Retrieving Lost Data
Ouch, the damage was done, and the hackers took your data. You’re missing photos, texts, documents, and other information. The good news is, is that nearly every phone service provider keeps records. If you’ve not already done so, contact them and report your hack. Work with them to retrieve lost data.
Many cellphones automatically back up your data to cloud services like Google Drive, OneDrive, and the iCloud. Search your Apple, Google, and Windows accounts for backed-up data. You can also physically take both the battery and the SIM cards out of your phone to send to a cell service provider to retrieve lost data.
If the hack was severe and wiped out your phone, then you’ll need to get a new one. Get a new phone number at the same time as well, so that hackers can’t easily access your phone a second time.
Protect Your Data
The best way to prevent a future hacking is to protect your data. Choose complicated passwords and update them every six months, keeping them secure in an offline location. Copy your full phone contact list into a separate document, so you don’t lose phone numbers and names in the future. Create a regular backup schedule for your phone data. You might want to consider getting a new email address, too.

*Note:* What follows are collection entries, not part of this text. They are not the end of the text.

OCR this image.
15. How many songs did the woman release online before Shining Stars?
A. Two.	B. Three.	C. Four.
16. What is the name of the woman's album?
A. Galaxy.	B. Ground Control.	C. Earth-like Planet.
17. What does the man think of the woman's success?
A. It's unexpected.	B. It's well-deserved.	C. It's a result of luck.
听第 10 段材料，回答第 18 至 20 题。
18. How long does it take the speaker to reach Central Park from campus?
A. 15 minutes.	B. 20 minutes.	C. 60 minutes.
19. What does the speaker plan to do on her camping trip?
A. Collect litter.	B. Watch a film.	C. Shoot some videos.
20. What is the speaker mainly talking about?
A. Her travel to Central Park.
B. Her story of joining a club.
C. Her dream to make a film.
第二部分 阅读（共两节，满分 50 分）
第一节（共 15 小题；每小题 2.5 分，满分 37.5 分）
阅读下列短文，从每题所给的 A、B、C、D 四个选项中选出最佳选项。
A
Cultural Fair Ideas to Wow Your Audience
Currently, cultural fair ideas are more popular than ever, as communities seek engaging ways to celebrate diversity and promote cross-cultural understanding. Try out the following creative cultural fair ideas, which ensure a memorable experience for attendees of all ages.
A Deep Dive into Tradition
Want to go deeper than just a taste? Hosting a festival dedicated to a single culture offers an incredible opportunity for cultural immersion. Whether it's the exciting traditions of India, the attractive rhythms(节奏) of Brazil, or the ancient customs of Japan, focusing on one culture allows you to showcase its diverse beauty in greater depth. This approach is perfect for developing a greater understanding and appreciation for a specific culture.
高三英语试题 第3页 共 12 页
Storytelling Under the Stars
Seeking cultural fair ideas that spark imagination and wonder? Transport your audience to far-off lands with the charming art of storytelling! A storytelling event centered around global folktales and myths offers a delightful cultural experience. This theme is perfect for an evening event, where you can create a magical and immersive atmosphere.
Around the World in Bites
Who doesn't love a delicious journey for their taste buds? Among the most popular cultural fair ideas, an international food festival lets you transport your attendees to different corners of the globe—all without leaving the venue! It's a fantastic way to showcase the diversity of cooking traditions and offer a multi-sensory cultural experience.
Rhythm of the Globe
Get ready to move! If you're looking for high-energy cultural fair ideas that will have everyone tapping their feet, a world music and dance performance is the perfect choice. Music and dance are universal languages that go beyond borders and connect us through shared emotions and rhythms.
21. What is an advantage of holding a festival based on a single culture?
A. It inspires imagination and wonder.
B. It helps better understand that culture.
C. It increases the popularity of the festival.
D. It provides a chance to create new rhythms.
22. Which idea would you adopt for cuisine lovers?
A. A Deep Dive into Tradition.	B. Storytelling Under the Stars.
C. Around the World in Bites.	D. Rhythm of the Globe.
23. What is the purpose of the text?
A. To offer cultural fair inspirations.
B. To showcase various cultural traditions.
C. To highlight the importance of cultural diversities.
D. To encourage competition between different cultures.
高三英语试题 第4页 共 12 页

Your personal information is precious; don’t share personal information with anyone over the phone, in a text, or on the internet. Don’t let a website or app keep a form of payment on file; enter in your payment information every time you make a purchase. Keep track of your bank statements each month and watch for fraudulent charges. Often, you won’t know you’ve been hacked until several months later, when your identity is stolen, or you notice something strange with a website or app.
Protect your phone data by purchasing protection plans from your cell service provider. You can find apps that will also set higher security clearances. Research the ones that have high marks from other hacking victims.
Set higher security standards with the online browser you use on your phone, whether it’s Chrome, Mozilla Firefox, Safari, or another. Access your account online. Be aware that you can download viruses, malware, adware, and other harmful software on your phone just as easily as you can on a computer.
Be discerning about downloading apps, and only stick to ones you trust. It’s better to have fewer apps that are trustworthy. The ‘free’ version might come with malware. Whatever app you download, keep in mind it might ask permission to have access to your data.
Your Phone is Actually a Computer
Your cellphone is actually a miniature computer you carry around all day. As such, when you get hacked, it’s very similar to experiencing the computer version. You can’t help that the hackers got your data, but you can help yourself in the future. Even some of the largest and seemingly most secure national companies experience hacking. Hackers are extremely good, and their skills improve with each passing month.
Getting hacked is invasive. Somebody now has your most personal information. The best way to protect yourself is to be aware of what apps and accounts have what data of yours, and then seek ways to protect that data.